Я написал под рисунком: «В память…» — и перо выпало у меня из руки.
— В память дружбы, — сказала Стелла и дописала это слово. Если б она не дала нового исхода переполнившим меня чувствам, я упал бы к ее ногам.
Подойдя к арфе, она взяла несколько нежных аккордов, которые успокоили бушевавшую во мне страсть, и мучительное исступление сменилось глубокой растроганностью. Всякий раз, как я слушал музыку, мне казалось, что я становлюсь как-то лучше… Я украдкой взглянул на Стеллу, и чувство, испытываемое мною в эту минуту, было чистым, как она сама. То неземное выражение, которое лежало на ее лице и отражалось во всем ее облике, вызвало бы невольное уважение у самых порочных людей, заставило бы их склониться перед добродетелью. Я почувствовал, что успокоился, и когда она отошла от арфы, я все еще продолжал слушать.

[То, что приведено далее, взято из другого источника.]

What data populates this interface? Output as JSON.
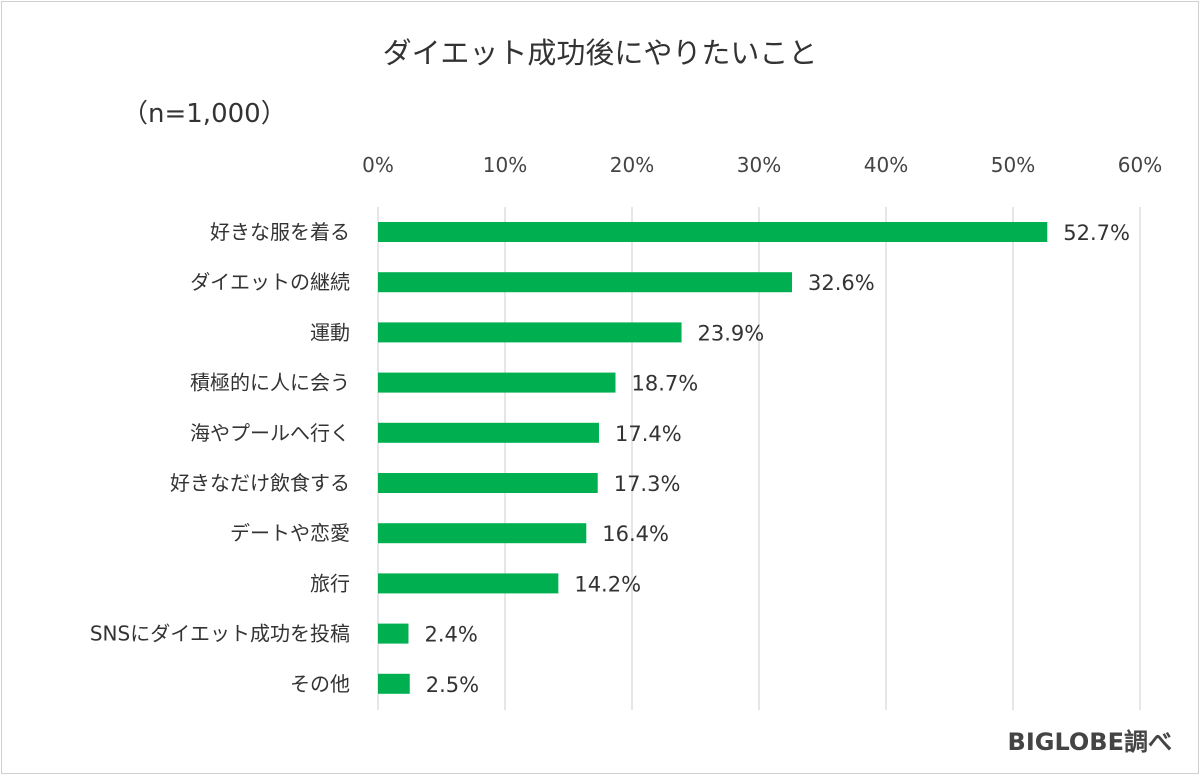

Растроганность души располагает к доверию, и минута самозабвения уничтожает все светские условности. Я рассказал Стелле о своих родителях, о своей сестре, о Лавли; мы вместе поплакали, и нам стало ясно, что мы не можем жить друг без друга.
Любовь возникает быстро, когда в целом мире вас только двое и когда так хочется любить.

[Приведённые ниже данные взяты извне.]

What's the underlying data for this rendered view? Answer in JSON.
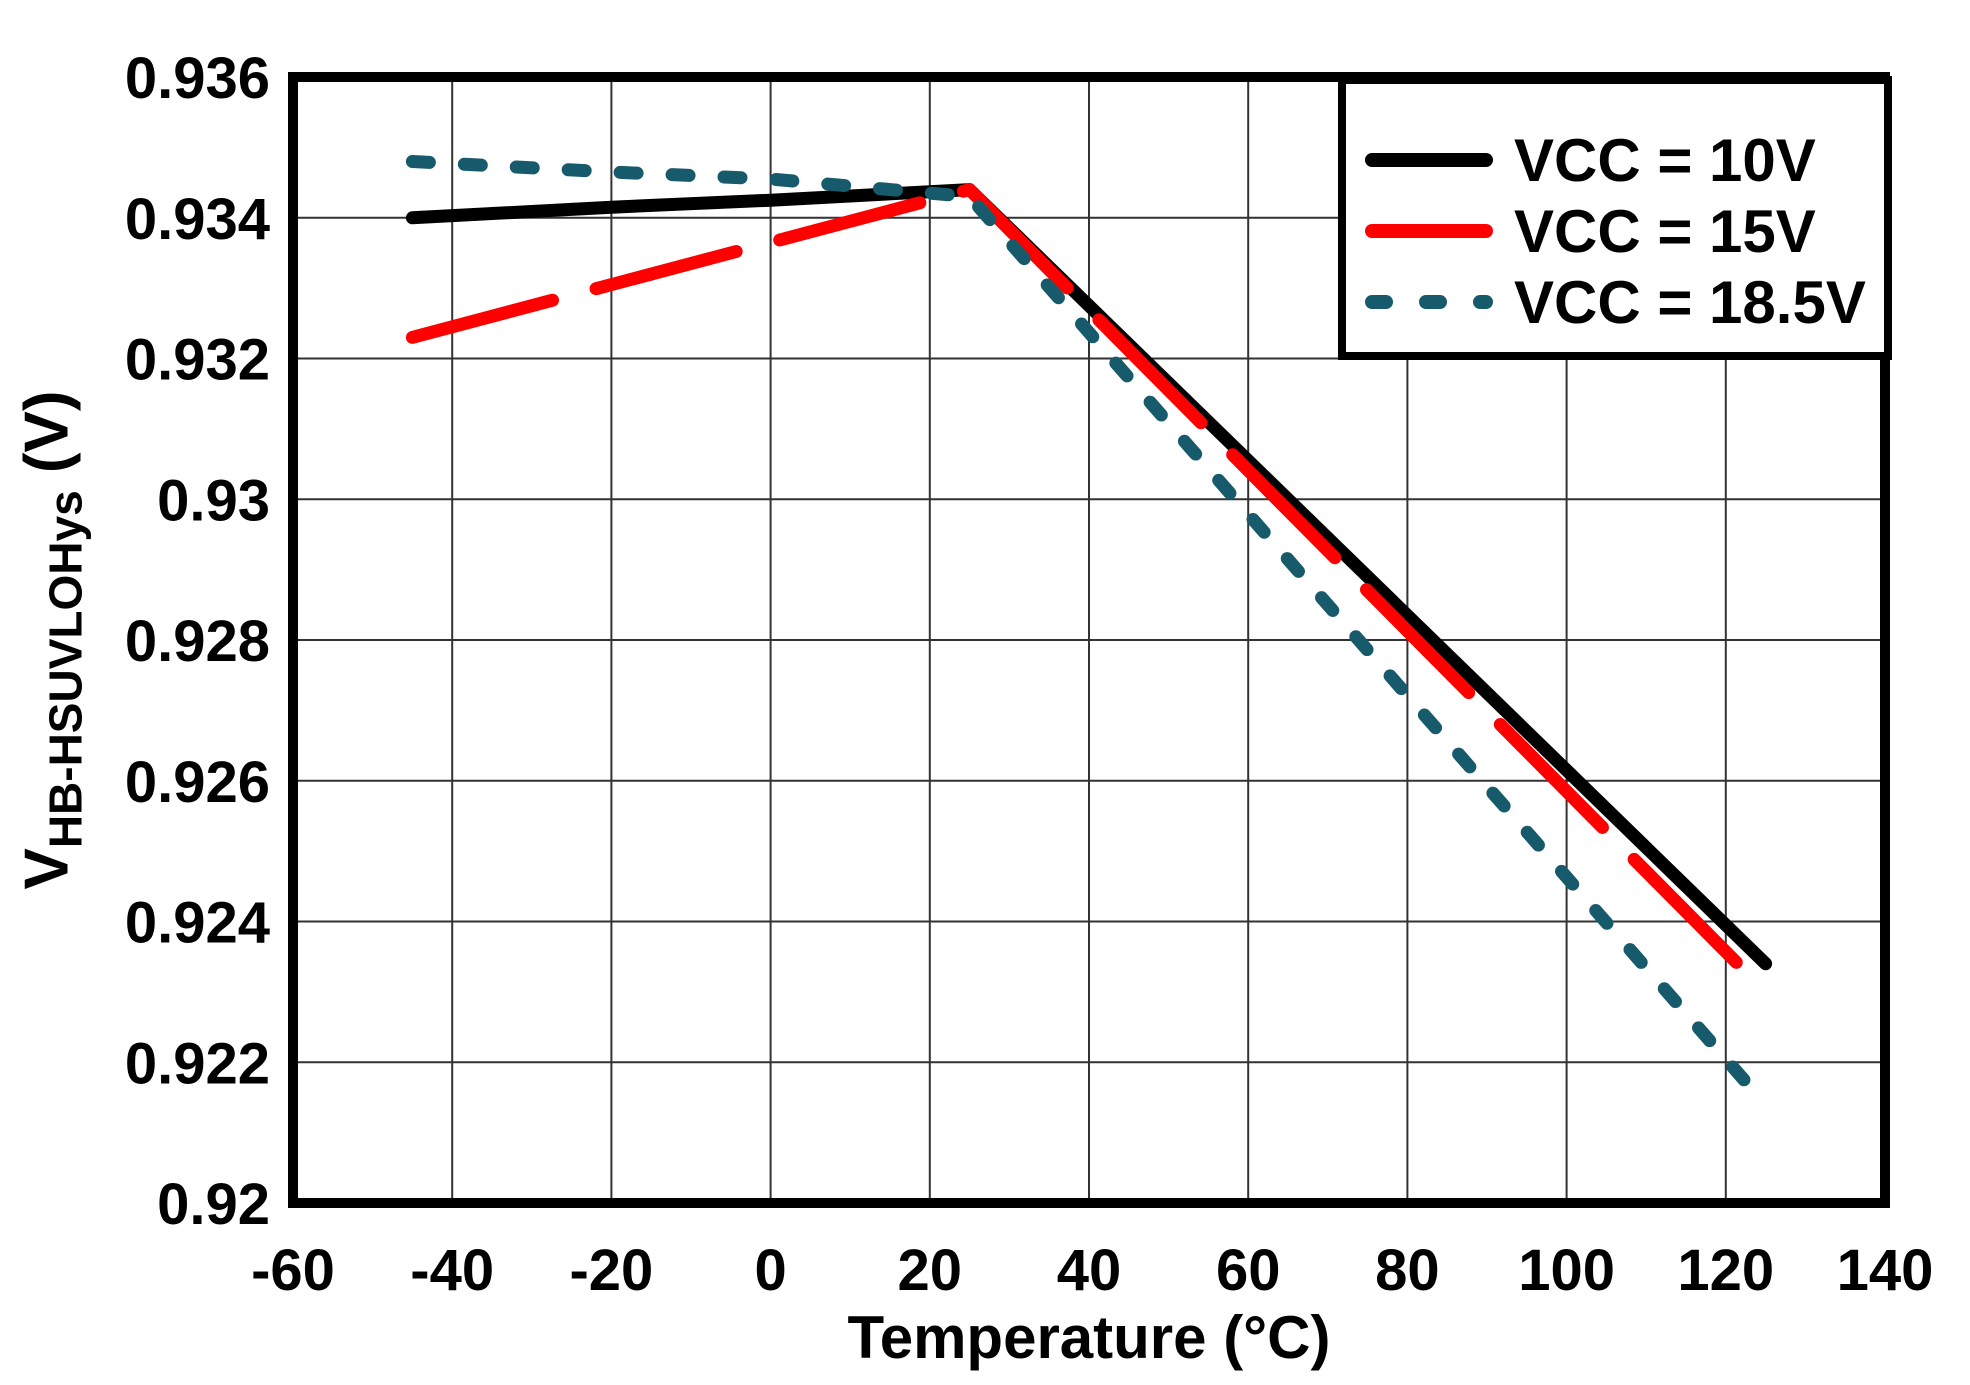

Близость вечера несколько умерила солнечный зной, мы вышли из хижины и стали бродить по окрестным склонам.
Есть в горах большой цветок, который растет лишь по обрывам, в песке: это аквилегия; ее голубая чашечка, подвешенная на хрупком и тонком стебельке, внезапно клонится к земле, словно устав от собственной тяжести; это нежное растение — символ жизни того, кто утратил счастье. Стелла любила эти печальные цветы и указала мне на один из них, свисавший со скалы.
Я вскарабкался наверх и сорвал его; но при спуске плохо державшиеся камни стали ускользать у меня из-под ног; ухватившись за тернии, я слегка поранил себе руку, и капля моей крови упала на лазурную чашечку аквилегии. Я собирался уже бросить цветок…

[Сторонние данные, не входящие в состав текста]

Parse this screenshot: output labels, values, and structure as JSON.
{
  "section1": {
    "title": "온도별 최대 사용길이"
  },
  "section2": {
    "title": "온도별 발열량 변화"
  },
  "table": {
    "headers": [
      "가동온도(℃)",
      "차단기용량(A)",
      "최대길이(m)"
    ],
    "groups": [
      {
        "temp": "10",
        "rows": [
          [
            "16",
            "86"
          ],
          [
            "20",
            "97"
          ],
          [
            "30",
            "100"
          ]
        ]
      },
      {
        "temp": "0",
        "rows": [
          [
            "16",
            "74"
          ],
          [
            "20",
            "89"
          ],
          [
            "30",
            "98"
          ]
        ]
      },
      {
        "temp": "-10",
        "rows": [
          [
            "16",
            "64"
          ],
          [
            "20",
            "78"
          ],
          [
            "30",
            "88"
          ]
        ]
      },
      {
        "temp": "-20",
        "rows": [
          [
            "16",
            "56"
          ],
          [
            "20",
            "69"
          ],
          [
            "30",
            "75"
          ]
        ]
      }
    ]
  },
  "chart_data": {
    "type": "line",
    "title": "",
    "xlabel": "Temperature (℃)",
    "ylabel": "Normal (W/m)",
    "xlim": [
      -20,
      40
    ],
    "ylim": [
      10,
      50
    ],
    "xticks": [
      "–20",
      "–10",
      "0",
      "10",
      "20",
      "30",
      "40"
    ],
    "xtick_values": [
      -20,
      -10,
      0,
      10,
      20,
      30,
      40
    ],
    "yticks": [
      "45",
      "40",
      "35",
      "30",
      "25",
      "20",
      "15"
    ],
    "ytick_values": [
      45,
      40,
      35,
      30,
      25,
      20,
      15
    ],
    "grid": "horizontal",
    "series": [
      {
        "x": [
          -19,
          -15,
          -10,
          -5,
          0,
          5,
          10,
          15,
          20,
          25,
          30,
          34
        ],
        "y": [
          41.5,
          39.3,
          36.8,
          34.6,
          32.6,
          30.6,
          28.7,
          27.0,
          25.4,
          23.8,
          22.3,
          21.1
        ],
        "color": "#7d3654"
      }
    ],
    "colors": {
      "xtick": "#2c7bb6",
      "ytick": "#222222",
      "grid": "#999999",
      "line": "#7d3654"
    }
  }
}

Стелла быстро схватила его и приколола себе на грудь.
Глава одиннадцатая
Бедный Лавли!
Однажды я вышел рано поутру и незаметно для самого себя углубился в лес. Лавли увидел меня издали и подошел; но мысли мои были слишком заняты Стеллой, и я не замечал его. Он схватил меня за руку, прошептав:
— Ты страдаешь…
Я прижал его руку к своей груди.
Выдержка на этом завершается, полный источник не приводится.